Planning staff reported third‑quarter single‑family residential permits totaled 432 and year‑to‑date single‑family permits were 1,337, numbers staff described as higher than recent prior years and roughly equivalent to 2023. Manufactured‑home permits in the third quarter totaled 128, with a year‑to‑date total of 391.
Staff reviewed pipeline and concurrency projects that county council acted on since the commission’s last meeting. The commission’s packet and staff report said council denied the Avante townhomes/concurrency project that the planning commission had recommended for denial; council approved the Victor Road project and additional projects including Rocky Point (school district 5), Rutledge Place (school district 5), and Edmond Highway (school district 1). The Enclave at Freya (school district 4) was postponed by county council and no vote was taken. Planning staff credited council members for generally following the commission’s recommendations on the recent round of concurrency cases.
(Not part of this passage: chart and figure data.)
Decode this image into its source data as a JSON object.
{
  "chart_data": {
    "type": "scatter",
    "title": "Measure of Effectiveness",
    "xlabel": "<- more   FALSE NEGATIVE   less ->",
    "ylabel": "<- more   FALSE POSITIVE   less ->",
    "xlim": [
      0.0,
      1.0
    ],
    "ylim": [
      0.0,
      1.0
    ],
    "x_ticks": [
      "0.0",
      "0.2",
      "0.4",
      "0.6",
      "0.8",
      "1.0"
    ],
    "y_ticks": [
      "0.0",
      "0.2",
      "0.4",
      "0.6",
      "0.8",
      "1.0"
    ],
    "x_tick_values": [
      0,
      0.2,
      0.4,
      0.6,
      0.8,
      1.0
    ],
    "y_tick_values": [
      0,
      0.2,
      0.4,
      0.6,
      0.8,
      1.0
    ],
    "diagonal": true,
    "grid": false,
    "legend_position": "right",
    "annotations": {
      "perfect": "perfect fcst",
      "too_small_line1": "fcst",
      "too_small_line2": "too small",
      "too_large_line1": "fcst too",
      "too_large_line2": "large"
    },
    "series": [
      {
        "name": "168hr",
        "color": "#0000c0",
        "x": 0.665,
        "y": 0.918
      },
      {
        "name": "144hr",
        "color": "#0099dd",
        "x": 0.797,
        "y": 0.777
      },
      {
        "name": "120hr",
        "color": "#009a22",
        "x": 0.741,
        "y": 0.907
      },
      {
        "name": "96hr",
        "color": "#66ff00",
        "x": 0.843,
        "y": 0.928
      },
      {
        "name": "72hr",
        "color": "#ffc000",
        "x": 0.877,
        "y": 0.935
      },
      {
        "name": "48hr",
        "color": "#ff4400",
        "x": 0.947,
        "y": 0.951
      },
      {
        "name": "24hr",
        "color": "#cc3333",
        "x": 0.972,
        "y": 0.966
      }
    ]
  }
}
On Emmanuel Creek Phase 2B, staff told the commission the developer Hurricane Development’s three‑year agreement expired Sept. 15; instead of calling the letter of credit the county accepted certified funds of $56,022.53 to hold in trust until project completion.
Staff announced county council approved the selection of Stantec to produce a county transportation improvement plan; staff said the plan should take roughly 10–11 months and include public engagement before the county would finalize project lists for any proposed capital penny sales tax referendum. The planning commission was told the Capital Penny Sales Tax Commission is considering proposing a referendum and that commissioners and staff expect the transportation plan would feed into decisions on project prioritization and the timing of any election; the commission discussed whether a 2026 referendum timeline would allow adequate public engagement and plan completion.
Other staff updates: the planning and GIS department hired an entry‑level employee, Jonah Williams (USC graduate), restoring the department to full staff after several years of shortages; staff also said the updated future land‑use map and an accompanying legend description are now posted on the planning and GIS website.
The commission approved routine road classifications and other ministerial items on the agenda during the meeting.